Avalanche subnets work in unison to keep the state of blockchains up to date. These subnets essentially provide the foundation for app chain networks by providing decentralized validation services across different chains.
A chain can be validated by only one specific subnet, but one subnet can validate multiple chains. Each sub-network has its own governance and requirements, such as licences, geo-location and know-your-customer and anti-money laundering checks. To join the primary network, validators must stake 2000 Avalanche (AVAX) tokens before validating embedded chains on the network.
Related: What is KYC and why do crypto exchanges require it?
Subnets are highly configurable but do not require complex design choices, allowing developers to create private blockchains that are reliable and scalable. Avalanche’s subnet system thus helps developers build decentralized apps (DApps) quickly while maintaining the highest security standards.

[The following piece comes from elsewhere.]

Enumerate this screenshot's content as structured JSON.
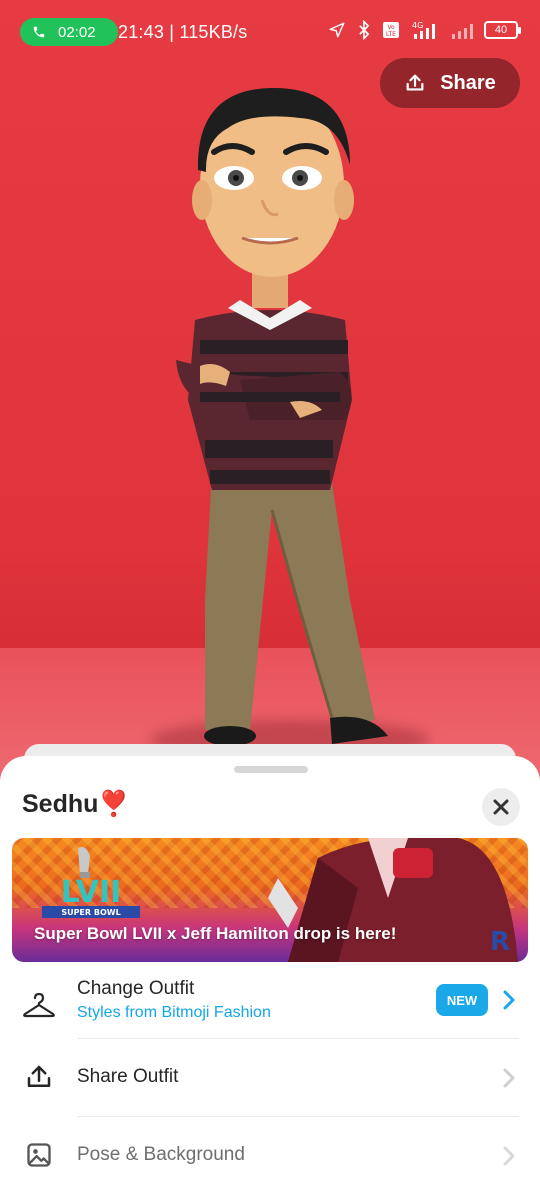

What are the main features of Avalanche subnets?
Subnets offer many useful features, such as the ability to create private blockchains, separation of concerns, and the requirement for validators to stake AVAX tokens before validating embedded chains.
Subnets support private blockchain creation, allowing developers to create subnets where only predefined validators can join. In such a scenario, these validators would be able to create a private subnet and see the contents of the blockchains they have access to. This is an ideal framework for organizations that need to keep their data private.
Subnets also support a separation of concerns, which, in the context of blockchain technology, refers to the ability of validators to only care about blockchains that they are interested in. This reduces the burden on validators, unlike models followed by heterogeneous networks that require validators for to validate even the blockchains they are not interested in.
Subnets also allow application-specific requirements, which allow developers to define validation requirements, such as higher amounts of CPU power or RAM and other hardware requirements. This will ensure that the application works at maximum efficiency and does not suffer from low performance caused by slow validators.
What is the difference between Polygon supernets and Avalanche subnets?
Both subnets and supernets are scalability solutions that allow developers to deploy or develop app chains quickly. However, they differ in several ways, such as consensus mechanisms, transactions per second, validator numbers, and stake requirements.
Avalanche uses the Snowman proof-of-stake consensus protocol, which provides probabilistic consensus to enable scalability and infinite decentralization.
Polygon, on the other hand, uses an Istanbul Byzantine Fault Tolerance (IBFT) consensus protocol to achieve guaranteed consensus, ultimately disfavoring decentralization and sacrificing permissionless participation.
As the use of blockchain technology continues to grow, these technologies are likely to become more widespread and essential for building DApps.